Dusan, for his part, did behave like a Byzantine emperor. State synods, attended by eminent lords, no longer discussed sacred and secular affairs as they had previously, but simply acclaimed the emperor's proposals and laws. At the state synod in Skoplje, in 1349, the Code of Laws was published, and was supplemented later by new provisions in 1354. Dusan's aim was to unify legal practice and to buttress the positions acquired by the Church and the lords. The decree demonstrates that the lords and state functionaries frequently abused their rights to the detriment of imperial authority and stable feudal order. New provisions were needed to prevent the uncontrolled movement of dependent people on the one hand, and on the other to put an end to the lawlessness of the arrogant lords and the abuses of unconscientious judges and state functionaries. As a result, Dusan's state was to an extent a dual monarchy - a kingdom for the Serbian lands and an empire for the Greek lands - each with its own admistrative system, though both with unified institutions at the top level. Notably, there were even two chancelleries, each under its own logothete (chancellor), one each for Slavic and Greek documents.
Apart from having completed the Visoki Decani monastery of his father, Dusan left numerous endowments, the main one being the Monastery of the Holy Archangels in Prizren, where his earthly remains rest to date. Several of his portraits have survived in good shape, and they reveal - particularly the famous ones from Lesnovo and Decani - a forceful and energetic gaze, ever so slightly tempered by a melancholic note of the spiritual. And although slightly tainted by the fact of its rather quick disintegration, the empire of Stefan Dusan remains the apogee of the medieval Serbian state, and his endeavors a source of inspiration for many generations since.

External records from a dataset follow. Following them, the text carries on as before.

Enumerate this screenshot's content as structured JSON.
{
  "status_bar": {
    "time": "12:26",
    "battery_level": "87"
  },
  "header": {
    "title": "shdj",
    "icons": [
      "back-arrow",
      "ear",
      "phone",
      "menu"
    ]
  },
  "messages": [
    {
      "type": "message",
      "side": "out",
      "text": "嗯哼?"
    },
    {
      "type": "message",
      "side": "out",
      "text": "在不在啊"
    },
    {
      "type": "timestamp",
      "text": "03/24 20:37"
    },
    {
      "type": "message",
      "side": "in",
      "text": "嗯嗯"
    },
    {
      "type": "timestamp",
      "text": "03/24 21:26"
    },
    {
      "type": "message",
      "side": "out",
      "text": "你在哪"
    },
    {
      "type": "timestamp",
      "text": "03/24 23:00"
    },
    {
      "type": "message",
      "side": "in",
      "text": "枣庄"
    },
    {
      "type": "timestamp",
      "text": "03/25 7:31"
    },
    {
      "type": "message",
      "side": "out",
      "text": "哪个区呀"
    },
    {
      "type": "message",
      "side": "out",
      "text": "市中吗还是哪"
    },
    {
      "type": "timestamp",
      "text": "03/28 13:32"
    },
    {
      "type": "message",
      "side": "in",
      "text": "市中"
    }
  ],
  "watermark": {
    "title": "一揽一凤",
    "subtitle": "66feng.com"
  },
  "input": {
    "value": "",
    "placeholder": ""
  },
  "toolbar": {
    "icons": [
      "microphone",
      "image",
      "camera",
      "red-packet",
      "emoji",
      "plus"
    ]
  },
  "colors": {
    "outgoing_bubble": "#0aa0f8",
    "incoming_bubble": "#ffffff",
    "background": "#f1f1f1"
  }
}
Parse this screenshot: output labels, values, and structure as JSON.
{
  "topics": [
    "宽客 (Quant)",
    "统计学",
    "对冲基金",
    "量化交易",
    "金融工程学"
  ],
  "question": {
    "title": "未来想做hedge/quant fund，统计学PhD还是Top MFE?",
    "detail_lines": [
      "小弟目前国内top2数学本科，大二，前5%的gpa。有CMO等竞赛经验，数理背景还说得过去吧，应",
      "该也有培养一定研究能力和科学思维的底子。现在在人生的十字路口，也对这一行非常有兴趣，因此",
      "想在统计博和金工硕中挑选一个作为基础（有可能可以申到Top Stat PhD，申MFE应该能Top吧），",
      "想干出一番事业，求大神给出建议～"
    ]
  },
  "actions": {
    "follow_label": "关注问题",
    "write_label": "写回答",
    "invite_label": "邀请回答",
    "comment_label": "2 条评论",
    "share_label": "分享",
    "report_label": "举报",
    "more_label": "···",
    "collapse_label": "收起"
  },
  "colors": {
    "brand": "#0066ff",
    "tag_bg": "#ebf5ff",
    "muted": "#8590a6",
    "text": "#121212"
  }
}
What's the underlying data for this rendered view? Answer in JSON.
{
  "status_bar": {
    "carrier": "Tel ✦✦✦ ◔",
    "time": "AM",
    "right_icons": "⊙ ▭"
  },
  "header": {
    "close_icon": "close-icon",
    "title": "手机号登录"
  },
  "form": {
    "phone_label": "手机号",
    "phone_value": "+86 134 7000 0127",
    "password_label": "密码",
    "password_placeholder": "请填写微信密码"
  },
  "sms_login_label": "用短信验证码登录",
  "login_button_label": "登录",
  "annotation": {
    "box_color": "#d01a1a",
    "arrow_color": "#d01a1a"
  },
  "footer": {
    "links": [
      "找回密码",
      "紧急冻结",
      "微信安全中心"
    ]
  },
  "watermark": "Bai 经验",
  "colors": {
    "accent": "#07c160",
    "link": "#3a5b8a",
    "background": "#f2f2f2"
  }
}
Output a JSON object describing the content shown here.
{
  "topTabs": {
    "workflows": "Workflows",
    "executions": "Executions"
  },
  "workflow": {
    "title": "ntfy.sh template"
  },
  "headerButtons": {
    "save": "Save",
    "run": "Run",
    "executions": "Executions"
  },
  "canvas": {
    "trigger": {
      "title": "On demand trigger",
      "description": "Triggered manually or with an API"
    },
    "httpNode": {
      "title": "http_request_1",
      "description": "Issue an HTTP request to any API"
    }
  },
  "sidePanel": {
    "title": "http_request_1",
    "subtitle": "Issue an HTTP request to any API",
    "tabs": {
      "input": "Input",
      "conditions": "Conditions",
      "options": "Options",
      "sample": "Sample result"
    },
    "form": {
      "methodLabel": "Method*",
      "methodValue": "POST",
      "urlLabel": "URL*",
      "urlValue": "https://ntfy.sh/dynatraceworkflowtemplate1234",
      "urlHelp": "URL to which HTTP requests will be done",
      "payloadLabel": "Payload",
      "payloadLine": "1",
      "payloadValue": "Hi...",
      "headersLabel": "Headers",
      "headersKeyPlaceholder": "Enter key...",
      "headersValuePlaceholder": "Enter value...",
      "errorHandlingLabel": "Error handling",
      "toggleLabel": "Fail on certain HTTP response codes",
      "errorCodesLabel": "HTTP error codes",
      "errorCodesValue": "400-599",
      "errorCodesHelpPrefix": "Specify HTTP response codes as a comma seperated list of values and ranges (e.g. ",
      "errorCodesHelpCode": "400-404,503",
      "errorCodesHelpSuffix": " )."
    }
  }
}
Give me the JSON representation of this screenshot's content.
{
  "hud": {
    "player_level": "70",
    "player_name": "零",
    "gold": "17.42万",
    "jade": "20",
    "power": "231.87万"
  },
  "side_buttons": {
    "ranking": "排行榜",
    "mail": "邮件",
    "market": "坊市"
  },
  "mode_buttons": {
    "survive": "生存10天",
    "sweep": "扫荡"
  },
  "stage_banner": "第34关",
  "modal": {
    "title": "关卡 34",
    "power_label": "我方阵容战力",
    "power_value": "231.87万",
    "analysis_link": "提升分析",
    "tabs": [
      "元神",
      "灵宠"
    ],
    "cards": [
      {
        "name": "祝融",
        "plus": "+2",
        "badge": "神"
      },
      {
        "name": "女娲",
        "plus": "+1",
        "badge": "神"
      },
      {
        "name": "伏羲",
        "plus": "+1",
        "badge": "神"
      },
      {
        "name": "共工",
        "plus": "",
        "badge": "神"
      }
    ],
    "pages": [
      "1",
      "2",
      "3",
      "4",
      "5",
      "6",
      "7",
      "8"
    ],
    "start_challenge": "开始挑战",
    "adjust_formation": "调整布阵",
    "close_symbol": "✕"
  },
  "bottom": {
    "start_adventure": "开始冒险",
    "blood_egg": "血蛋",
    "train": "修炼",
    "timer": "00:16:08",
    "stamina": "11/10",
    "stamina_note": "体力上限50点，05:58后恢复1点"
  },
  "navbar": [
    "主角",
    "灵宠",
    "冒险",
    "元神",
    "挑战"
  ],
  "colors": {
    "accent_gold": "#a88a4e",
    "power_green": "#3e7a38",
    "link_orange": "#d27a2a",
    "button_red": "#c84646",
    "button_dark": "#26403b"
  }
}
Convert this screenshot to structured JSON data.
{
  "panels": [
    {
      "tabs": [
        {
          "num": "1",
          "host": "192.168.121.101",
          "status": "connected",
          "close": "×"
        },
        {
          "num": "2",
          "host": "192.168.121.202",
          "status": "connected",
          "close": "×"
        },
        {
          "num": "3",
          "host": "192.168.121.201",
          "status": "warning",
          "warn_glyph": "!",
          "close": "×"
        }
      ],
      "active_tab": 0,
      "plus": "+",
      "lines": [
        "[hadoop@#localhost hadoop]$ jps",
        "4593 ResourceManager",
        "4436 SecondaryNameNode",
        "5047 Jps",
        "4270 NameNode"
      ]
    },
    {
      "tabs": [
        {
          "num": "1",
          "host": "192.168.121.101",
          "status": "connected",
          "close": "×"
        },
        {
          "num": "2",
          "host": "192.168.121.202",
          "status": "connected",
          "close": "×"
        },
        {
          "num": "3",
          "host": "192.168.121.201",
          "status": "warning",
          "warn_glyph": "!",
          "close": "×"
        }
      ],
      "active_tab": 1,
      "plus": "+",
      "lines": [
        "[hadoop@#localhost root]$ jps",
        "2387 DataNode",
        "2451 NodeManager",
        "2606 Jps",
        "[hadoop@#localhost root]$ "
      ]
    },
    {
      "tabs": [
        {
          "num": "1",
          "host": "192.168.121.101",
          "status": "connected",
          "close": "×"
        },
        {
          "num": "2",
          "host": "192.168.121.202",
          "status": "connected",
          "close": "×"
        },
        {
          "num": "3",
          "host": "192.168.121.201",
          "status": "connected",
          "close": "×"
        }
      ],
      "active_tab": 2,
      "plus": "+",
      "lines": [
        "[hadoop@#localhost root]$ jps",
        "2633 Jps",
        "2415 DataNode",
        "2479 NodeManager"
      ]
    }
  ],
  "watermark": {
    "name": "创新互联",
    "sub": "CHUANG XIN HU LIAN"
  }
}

St. Archangel Micheal on a 16th century icon. Folk tradition asserts him being the family patron saint (Krsna slava) of Czar Dusan - and thus of the Nemanjic family - in a charming epic poem where the Archangel scolds Dusan for not following proper rites of the feast. Historically, the patron of the dynasty and throne was St. Stephen the Archdeacon, whose image appears alongside the kings on early Nemanjic monetary issues; the use of the titular royal name Stefan is believed to stem from this patronage as well.